Aún es tiempo, confío dentro de mí, de volver a despertar esas mentes curiosas que fueron apagadas por este sistema escolar. Aún es tiempo de sonreírles, de reírse con ellos de los problemas para ayudar a superarlos, aún es tiempo de alarmar esas consciencias dormidas. 

En este intento, se me va gastando el alma, envejeciendo el rostro, magullando el espíritu. Pero aún me queda vida, sostenida y prendida como una vela que antes de apagarse brilla más y más. 

Les muestro la poesía a estos jóvenes. Trato de sacar de sus memorias esas estupideces métricas, estructuras, lineamientos antiguos: la poesía se vive, no tiene reglas, no tiene límites. Ellos se asombran. Les digo que no tiene nada de malo sentir, que pueden permitirse desahogarse en el papel y expresar todo lo que sienten, sin censura ni restricciones. 

Y encuentro los poemas más sinceros y hermosos que haya leído en mi vida. Uno me habla de la soledad que hay en su habitación cuando sus padres lo dejan solo todo el día. Otro joven me cuenta la sencillez espiritual del primer enamoramiento. Una mujercita, muy callada, se presenta con más de quince creaciones poéticas que le permiten entregar en palabras todo el sentimiento que ahora la choca contra el mundo. Me doy cuenta que todos ellos necesitaban ser escuchados: me doy cuenta que todos tienen alma de poetas. 
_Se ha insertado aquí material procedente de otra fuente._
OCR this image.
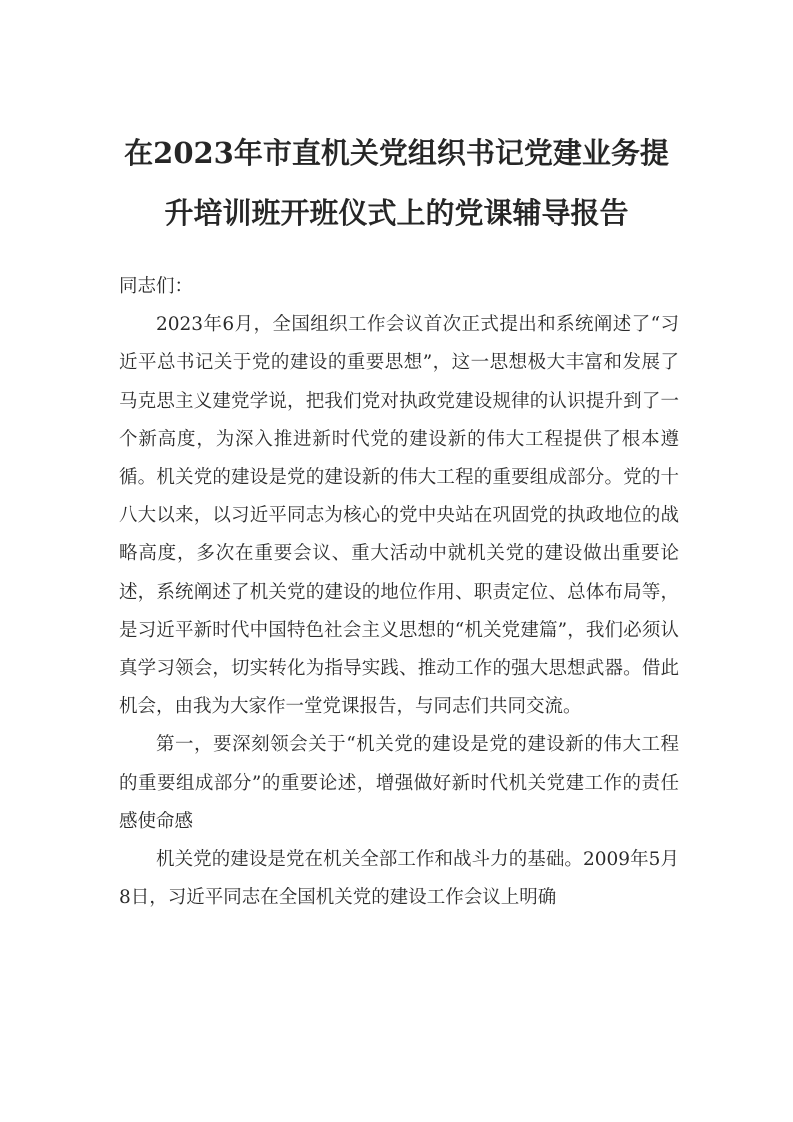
在2023年市直机关党组织书记党建业务提
升培训班开班仪式上的党课辅导报告

同志们：

2023年6月，全国组织工作会议首次正式提出和系统阐述了“习近平总书记关于党的建设的重要思想”，这一思想极大丰富和发展了马克思主义建党学说，把我们党对执政党建设规律的认识提升到了一个新高度，为深入推进新时代党的建设新的伟大工程提供了根本遵循。机关党的建设是党的建设新的伟大工程的重要组成部分。党的十八大以来，以习近平同志为核心的党中央站在巩固党的执政地位的战略高度，多次在重要会议、重大活动中就机关党的建设做出重要论述，系统阐述了机关党的建设的地位作用、职责定位、总体布局等，是习近平新时代中国特色社会主义思想的“机关党建篇”，我们必须认真学习领会，切实转化为指导实践、推动工作的强大思想武器。借此机会，由我为大家作一堂党课报告，与同志们共同交流。

第一，要深刻领会关于“机关党的建设是党的建设新的伟大工程的重要组成部分”的重要论述，增强做好新时代机关党建工作的责任感使命感

机关党的建设是党在机关全部工作和战斗力的基础。2009年5月8日，习近平同志在全国机关党的建设工作会议上明确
Y entonces los hago hablar. Hago que pierdan el miedo a ser ellos mismos y que, frente a todos, cuenten sus historias. Les digo que es lo más sencillo del mundo, les digo que eso es precisamente lo que hace falta en la sociedad: que desarrollemos la hermosa capacidad de hacer que un grupo de personas se cautiven con nuestra historia. Que nos miremos a los ojos, que nos conozcamos, que nos comuniquemos de alma en alma. 

Entonces la sala se me llena de historias tan maravillosas que todos nos asombramos del resultado. Algunos tienen miedo, es cierto, pero nos apoyamos. Aparecen historias de abuelos cariñosos, maldades de niños, momentos compartidos entre amigos. Aparece el desahogo de unos padres separados, el misticismo de una casa en la que "penaban", las falsas ilusiones de un amor que no funcionó, las risas de un momento familiar, la alegría del primer beso. 

Hoy, finalmente, me quiebro en un milagro. Una alumna pasa con cartulinas llenas de fotos que pega en el pizarrón, en una exposición de media hora en la que cuenta cómo venció los múltiples cánceres que le afectaron desde que era niña. Es una de las más alegres del curso, y con la sonrisa más sincera del mundo, nos cuenta cómo, quimioterapia tras quimioterapia, logró estar viva y vencer a la enfermedad. 

Yo no puedo aguantar el llanto. Todos aplaudimos. Yo la abrazo. 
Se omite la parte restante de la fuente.